Am ehesten dem „Colore“ selbst verwandt, ist der 2020er aus Vincigliata, „den hat noch mein Vater gepflanzt“, so der Winzer. Der „Balocchi di Colore No. 1“ erhielt statt einem Gemälde des Vaters eines der ältesten Tochter Margherita Graetz. Der reinsortige Sangiovese reifte knapp zwei Jahre im Holz, sein floraler Duft überrascht daher umso mehr. „Balsamisch“ sei diese Qualität, die dafür sorgt, dass dieser Weingarten in jedem „Colore“ vertreten war. Hibiskus, getrocknete Rosenblätter und auch Malve ergeben eine anfangs fast pudrig intensive Duftwolke. Sie lässt erst sukzessive auch Fruchtnoten – Erdbeere und Kirschen vor allem – erkennen. Doch auch im Mund straft der „No. 1“ sein jugendliches Alter Lügen. Abgeschliffen wie ein Bachkiesel in Kirsch-Rot zeigt er keine Spuren von Gerbstoff. Dafür geht er nahezu ansatzlos in eine würziges Kräuter-Finale über. Dieses bestreiten Grüner Pfeffer und Provence-Kräuter, unter denen Thymian die Führung übernimmt. Die letzte Balance mag noch nicht da sein, aber eine bestechende Frühform, die den Wein aus Podere di Vincigliata zu einem Favoriten der Verkostung machte.
Wie gewaltig der Rebenschatz ist, auf den die Winery aufbauen kann, zeigt dann eine Nebenbemerkung, als es ans Kosten der „No. 3“ geht. Denn dieser reinsortige Colorino (ebenfalls aus Vincigliata) stellt „den jüngsten Teil der Kollektion“ dar. Mit wohlgemerkt 50 Jahre alten Rebstöcken, die noch der Vater von Bibi Graetz ausgepflanzt hatte. Von Tochter Ingrid stammt das Label für diese Sortenrarität, die ein anderes Toskana-Duftbild zeichnet. Dicht und konzentriert sind hier die dunklen Früchte; vor allem, Brombeer-Gelée und Schwarze Johannisbeere evoziert dieser „Bolocchi di Colore“. Attraktiv legen sich Noten von Eukalyptus und später auch waldige Einschlüsse (wie Piniennadeln) über diesen Fruchtkern.

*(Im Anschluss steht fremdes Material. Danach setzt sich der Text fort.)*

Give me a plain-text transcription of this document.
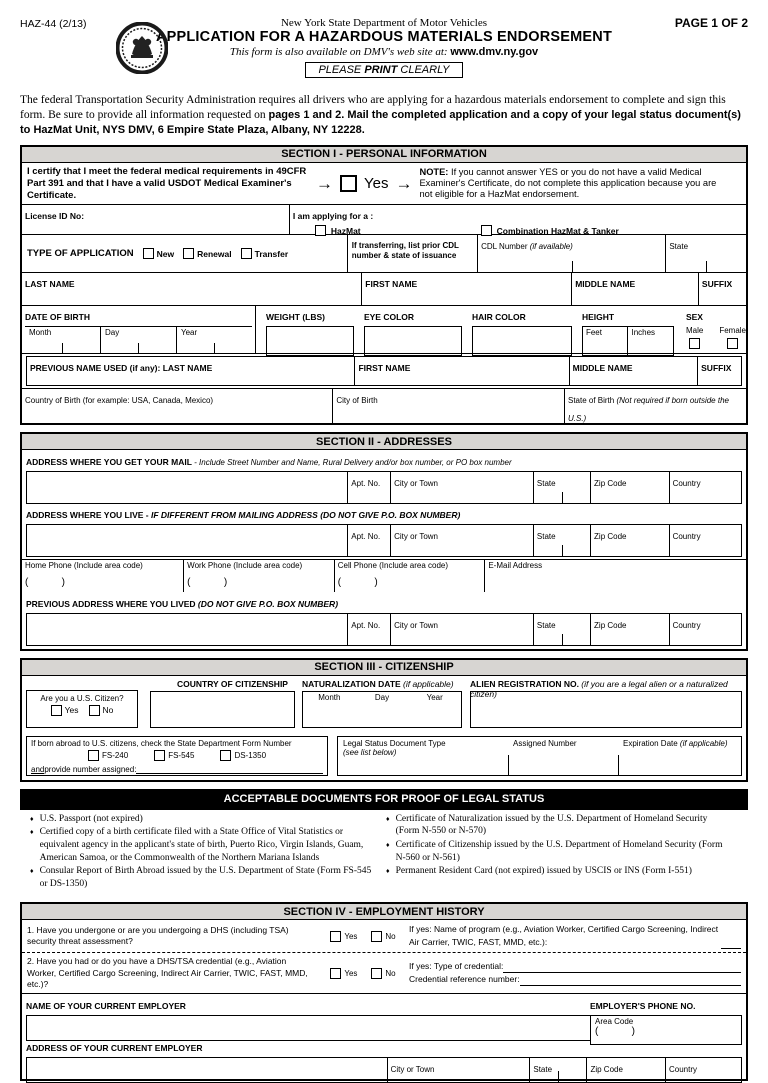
HAZ-44 (2/13)	PAGE 1 OF 2
New York State Department of Motor Vehicles
APPLICATION FOR A HAZARDOUS MATERIALS ENDORSEMENT
This form is also available on DMV's web site at: www.dmv.ny.gov
PLEASE PRINT CLEARLY

The federal Transportation Security Administration requires all drivers who are applying for a hazardous materials endorsement to complete and sign this form. Be sure to provide all information requested on pages 1 and 2. Mail the completed application and a copy of your legal status document(s) to HazMat Unit, NYS DMV, 6 Empire State Plaza, Albany, NY 12228.

SECTION I - PERSONAL INFORMATION
I certify that I meet the federal medical requirements in 49CFR Part 391 and that I have a valid USDOT Medical Examiner's Certificate.
→ Yes →
NOTE: If you cannot answer YES or you do not have a valid Medical Examiner's Certificate, do not complete this application because you are not eligible for a HazMat endorsement.
License ID No:	I am applying for a :
HazMat	Combination HazMat & Tanker
TYPE OF APPLICATION	New	Renewal	Transfer
If transferring, list prior CDL number & state of issuance
CDL Number (if available)	State
LAST NAME	FIRST NAME	MIDDLE NAME	SUFFIX
DATE OF BIRTH
Month	Day	Year
WEIGHT (LBS)	EYE COLOR	HAIR COLOR	HEIGHT
Feet	Inches
SEX
Male Female

PREVIOUS NAME USED (if any): LAST NAME	FIRST NAME	MIDDLE NAME	SUFFIX
Country of Birth (for example: USA, Canada, Mexico)	City of Birth	State of Birth (Not required if born outside the U.S.)
SECTION II - ADDRESSES
ADDRESS WHERE YOU GET YOUR MAIL - Include Street Number and Name, Rural Delivery and/or box number, or PO box number
Apt. No.	City or Town	State	Zip Code	Country
ADDRESS WHERE YOU LIVE - IF DIFFERENT FROM MAILING ADDRESS (DO NOT GIVE P.O. BOX NUMBER)
Apt. No.	City or Town	State	Zip Code	Country
Home Phone (Include area code)
(            )
Work Phone (Include area code)
(            )
Cell Phone (Include area code)
(            )
E-Mail Address
PREVIOUS ADDRESS WHERE YOU LIVED (DO NOT GIVE P.O. BOX NUMBER)
Apt. No.	City or Town	State	Zip Code	Country
SECTION III - CITIZENSHIP
Are you a U.S. Citizen?
Yes	No
COUNTRY OF CITIZENSHIP NATURALIZATION DATE (if applicable)
Month	Day	Year
ALIEN REGISTRATION NO. (if you are a legal alien or a naturalized citizen)
If born abroad to U.S. citizens, check the State Department Form Number
FS-240	FS-545	DS-1350
and provide number assigned:
Legal Status Document Type	Assigned Number	Expiration Date (if applicable)
(see list below)
ACCEPTABLE DOCUMENTS FOR PROOF OF LEGAL STATUS
♦ U.S. Passport (not expired)
♦ Certified copy of a birth certificate filed with a State Office of Vital Statistics or equivalent agency in the applicant's state of birth, Puerto Rico, Virgin Islands, Guam, American Samoa, or the Commonwealth of the Northern Mariana Islands
♦ Consular Report of Birth Abroad issued by the U.S. Department of State (Form FS-545 or DS-1350)
♦ Certificate of Naturalization issued by the U.S. Department of Homeland Security (Form N-550 or N-570)
♦ Certificate of Citizenship issued by the U.S. Department of Homeland Security (Form N-560 or N-561)
♦ Permanent Resident Card (not expired) issued by USCIS or INS (Form I-551)
SECTION IV - EMPLOYMENT HISTORY
1. Have you undergone or are you undergoing a DHS (including TSA) security threat assessment?	Yes	No
If yes: Name of program (e.g., Aviation Worker, Certified Cargo Screening, Indirect Air Carrier, TWIC, FAST, MMD, etc.):
2. Have you had or do you have a DHS/TSA credential (e.g., Aviation Worker, Certified Cargo Screening, Indirect Air Carrier, TWIC, FAST, MMD, etc.)?
Yes	No
If yes: Type of credential:
Credential reference number:
NAME OF YOUR CURRENT EMPLOYER	EMPLOYER'S PHONE NO.
Area Code
(            )
ADDRESS OF YOUR CURRENT EMPLOYER
City or Town	State	Zip Code	Country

Der Beeren-Charme findet sich auch im Kostschluck wieder, die Kraft von 14% Alkohol wird hier von einem noch jugendlichen Gerbstoff begleitet. Man merkt, dass dieser herbe Teil des „No. 3.“ schon begonnen hat, sich gut in die Fruchtnoten zu integrieren. Man könnte sagen „we are almost there“, aber schließlich ist so ein Wein aus 2020 auch kein quengelndes Kind am Rücksitz. Hier kann man gerne noch warten, ehe man mit diesem Colorino die „Simma schon da?“-Frage im Keller eindeutig bejahen kann.

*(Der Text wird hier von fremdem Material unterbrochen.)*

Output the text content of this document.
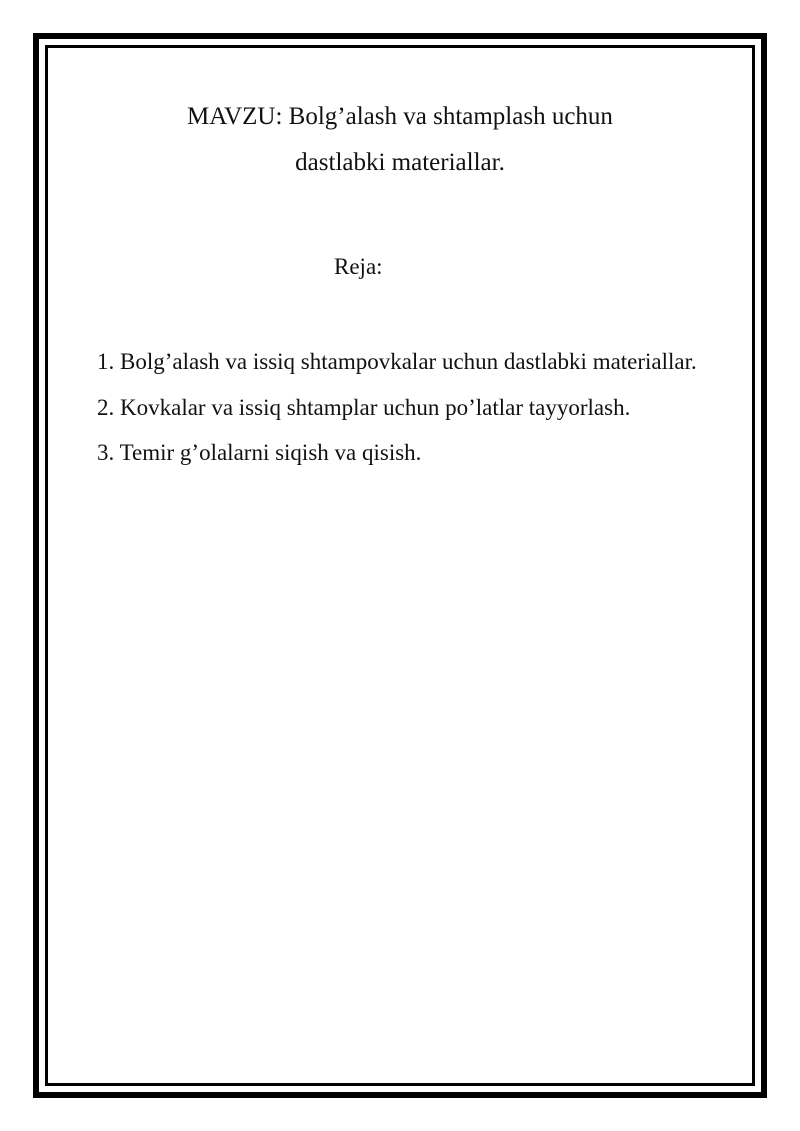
MAVZU: Bolg’alash va shtamplash uchun
dastlabki materiallar.
Reja:
1. Bolg’alash va issiq shtampovkalar uchun dastlabki materiallar.
2. Kovkalar va issiq shtamplar uchun po’latlar tayyorlash.
3. Temir g’olalarni siqish va qisish.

Für den letzten Wein der Serie – er stammt aus Olmo – griff Sohn Ludovico zu den Farbstiften. Der Achtjährige kolorierte das Label eines 100%-igen Canaiolo, der als „Balocchi di Colore No. 8“ gefüllt wurde. „Die Sorte erfährt oft nicht die richtige Aufmerksamkeit“, meint Graetz senior dazu, „sie ist aber die Zukunft unseres Weinguts“. Denn 2020 hat er erneut weitere Weingärten mit der Traube bepflanzt. Das Ergebnis jedenfalls gibt ihm recht, wenn man das Glas mit dem 2020er beschnuppert. Rosa Beeren gehen gleich in die Duftattacke über, dahinter verbergen sich kühlere Kirschen-Töne, aber auch etwas Granatapfel. Mit Luft nimmt diese herbere Duftnote dann auch noch zu. Ähnlich abgestuft funktioniert die „No. 8“ dann auch am Gaumen, nämlich in Form eines Dreiteilers: Im Trinkverlauf wechseln sich die Frucht, das geschliffene Tannin und eine pikante Note, die an Rauchpaprika erinnert, ab. Bei aller Vehemenz, die dieser Canaiolo auf den Gaumen bringt, bleibt da immer eine jugendliche Frische. Sie animiert den Rotwein mittels ihrer markanten Säure.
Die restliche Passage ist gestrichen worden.